Why scikit-learn? It's fast, reliable, and its functions are implemented using efficient, direct analytical methods (like Ordinary Least Squares) rather than brute-force search. This allows it to find the optimal solution almost instantly.

How it works:
We use the LinearRegression object from sklearn.linear_model. The .fit() method trains the model on the training data, automatically finding the best intercept $\theta_0$ and coefficient $\theta_1$. 

We then use the .predict() method to make predictions on our training and test sets.

In [None]:
# Use the highly-optimized LinearRegression model from scikit-learn.
# This represents the industry-standard approach for this type of problem.
from sklearn import linear_model
def sk_linear_reg(tdx, tdy):
    reg_sk = linear_model.LinearRegression()
    reg_sk.fit(tdx, tdy)
    return reg_sk

# Reshape the data from a 1D for SK learn
training_data_x_sk = training_data_x.reshape(-1, 1)
test_data_x_sk = test_data_x.reshape(-1, 1)

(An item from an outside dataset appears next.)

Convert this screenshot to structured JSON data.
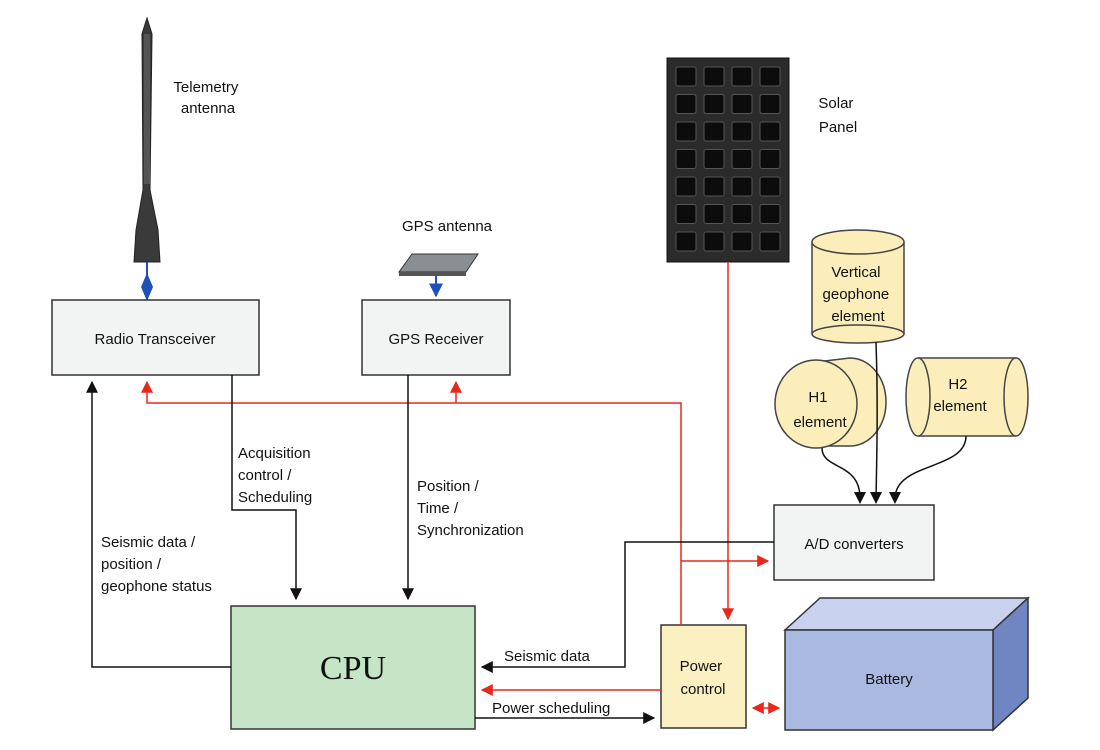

# Measure computational cost in seconds
start = time.time()
reg = sk_linear_reg(training_data_x_sk, training_data_y)
end = time.time()
s = (end-start)
print(f"Training Time Elapsed {s} secs.")

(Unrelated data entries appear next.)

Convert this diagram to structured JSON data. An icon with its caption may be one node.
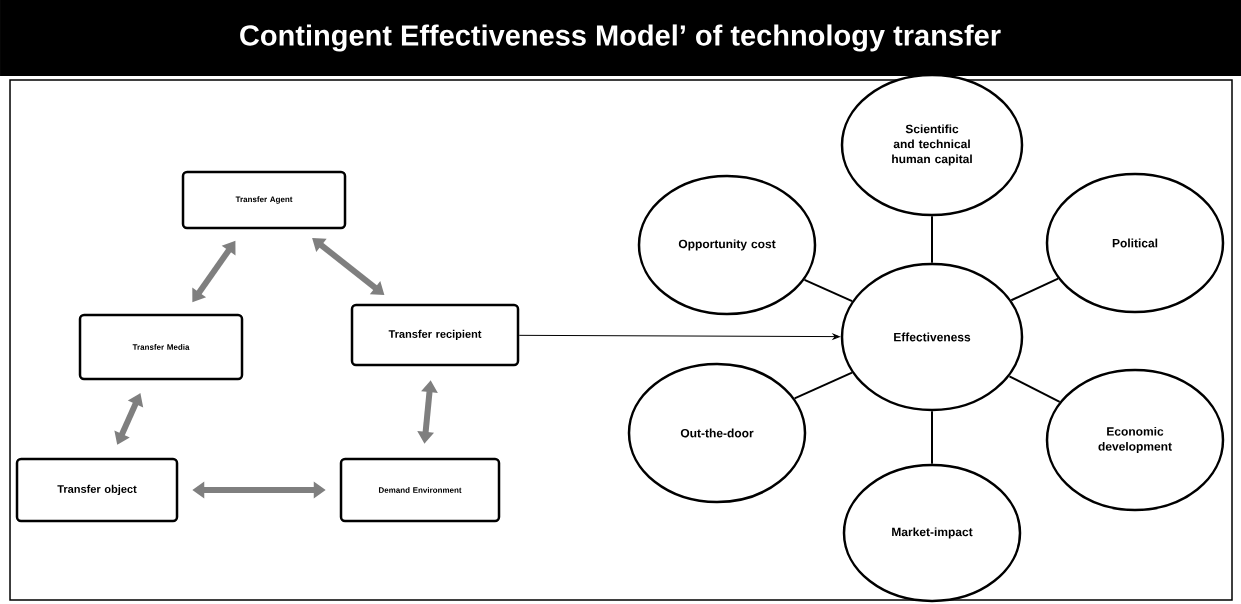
{
  "diagram": {
    "title": "Contingent Effectiveness Model’ of technology transfer",
    "nodes": [
      {
        "text": [
          "Transfer Agent"
        ]
      },
      {
        "text": [
          "Transfer Media"
        ]
      },
      {
        "text": [
          "Transfer recipient"
        ]
      },
      {
        "text": [
          "Transfer object"
        ]
      },
      {
        "text": [
          "Demand Environment"
        ]
      },
      {
        "text": [
          "Effectiveness"
        ]
      },
      {
        "text": [
          "Scientific and technical human capital"
        ]
      },
      {
        "text": [
          "Opportunity cost"
        ]
      },
      {
        "text": [
          "Political"
        ]
      },
      {
        "text": [
          "Out-the-door"
        ]
      },
      {
        "text": [
          "Economic development"
        ]
      },
      {
        "text": [
          "Market-impact"
        ]
      }
    ],
    "edges": [
      {
        "from": 0,
        "to": 1,
        "arrow": "both",
        "style": "thick",
        "color": "#7f7f7f"
      },
      {
        "from": 0,
        "to": 2,
        "arrow": "both",
        "style": "thick",
        "color": "#7f7f7f"
      },
      {
        "from": 1,
        "to": 3,
        "arrow": "both",
        "style": "thick",
        "color": "#7f7f7f"
      },
      {
        "from": 2,
        "to": 4,
        "arrow": "both",
        "style": "thick",
        "color": "#7f7f7f"
      },
      {
        "from": 3,
        "to": 4,
        "arrow": "both",
        "style": "thick",
        "color": "#7f7f7f"
      },
      {
        "from": 2,
        "to": 5,
        "arrow": "to"
      },
      {
        "from": 5,
        "to": 6,
        "arrow": "none"
      },
      {
        "from": 5,
        "to": 7,
        "arrow": "none"
      },
      {
        "from": 5,
        "to": 8,
        "arrow": "none"
      },
      {
        "from": 5,
        "to": 9,
        "arrow": "none"
      },
      {
        "from": 5,
        "to": 10,
        "arrow": "none"
      },
      {
        "from": 5,
        "to": 11,
        "arrow": "none"
      }
    ]
  }
}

# The optimal parameters are stored in the .coef_ (slope) and .intercept_ (bias) attributes.
print(reg.coef_, reg.intercept_)

# Evaluate the final model on both the training and test sets.
yhat_train = reg.predict(training_data_x_sk)
print("train loss is: ", loss_RMSE_sk(training_data_y,yhat_train))
yhat_test = reg.predict(test_data_x_sk)
print("test loss is: ", loss_RMSE_sk(test_data_y,yhat_test))

    

    

    



## Results

Grid Search

    Best theta: 4372.100000000044, 15440.0
	Training Error: 510201.77011160203
	Test Error: 497888.0900697986
	Training Time: 3.399505138397217 secs
	Conclusion: I spent a lot of time fine-tuning grid search to the good values of theta, if I hadn't done this, the algorithm would have been fast but at a cost to accuracy as it would have provided less optimal values of theta. 
 
Random Search
	
 
    Best theta: 4374.653091653261, 15000.330159259476,
	Training Error: 510201.4673081034
	Test Error: 497888.0900697986
	Training Time: 7.122501850128174 secs
	Conclusion: I used a higher value of trial making this algorithm take longer, however, I leveraged the ranges found in grid search which gave me similar accuracy if I hadn't done this it would have been slower and less accurate.
 
Sk Learn
	
 
    Best theta: 4374.46949346, 14798.092112582992
	Training Error: 510201.4152506144
	Test Error: 497867.84193848644
	Training Time: 0.0020799636840820312 secs
	Conclusion: This algorithm is by the fastest with extreme accuracy with no trial or error for good theta values, if I were to create a linear regression on my own I would use sk learn

## Key Takeaways
Performance: All three methods found very similar optimal parameters and achieved nearly identical performance on the test set, with an RMSE of approximately 497,867. This indicates that our custom implementations were successful in finding a near-optimal solution. While a RSME of 497, 867 seems high it is an expected outcome for a single-feature model.

Speed: The difference in training time is staggering. scikit-learn found the solution in milliseconds, while our search-based methods took several seconds. This highlights the power of using libraries with analytically optimized algorithms.

Conclusion: This project demonstrates a solid understanding of the end-to-end machine learning process. Implementing models from scratch provides invaluable insight into the underlying mechanics of training. However, for practical applications, scikit-learn is the clear winner, offering superior speed and guaranteed optimality without the need for manual parameter searching. A professional engineer knows both how the tools work and which one to use for the job.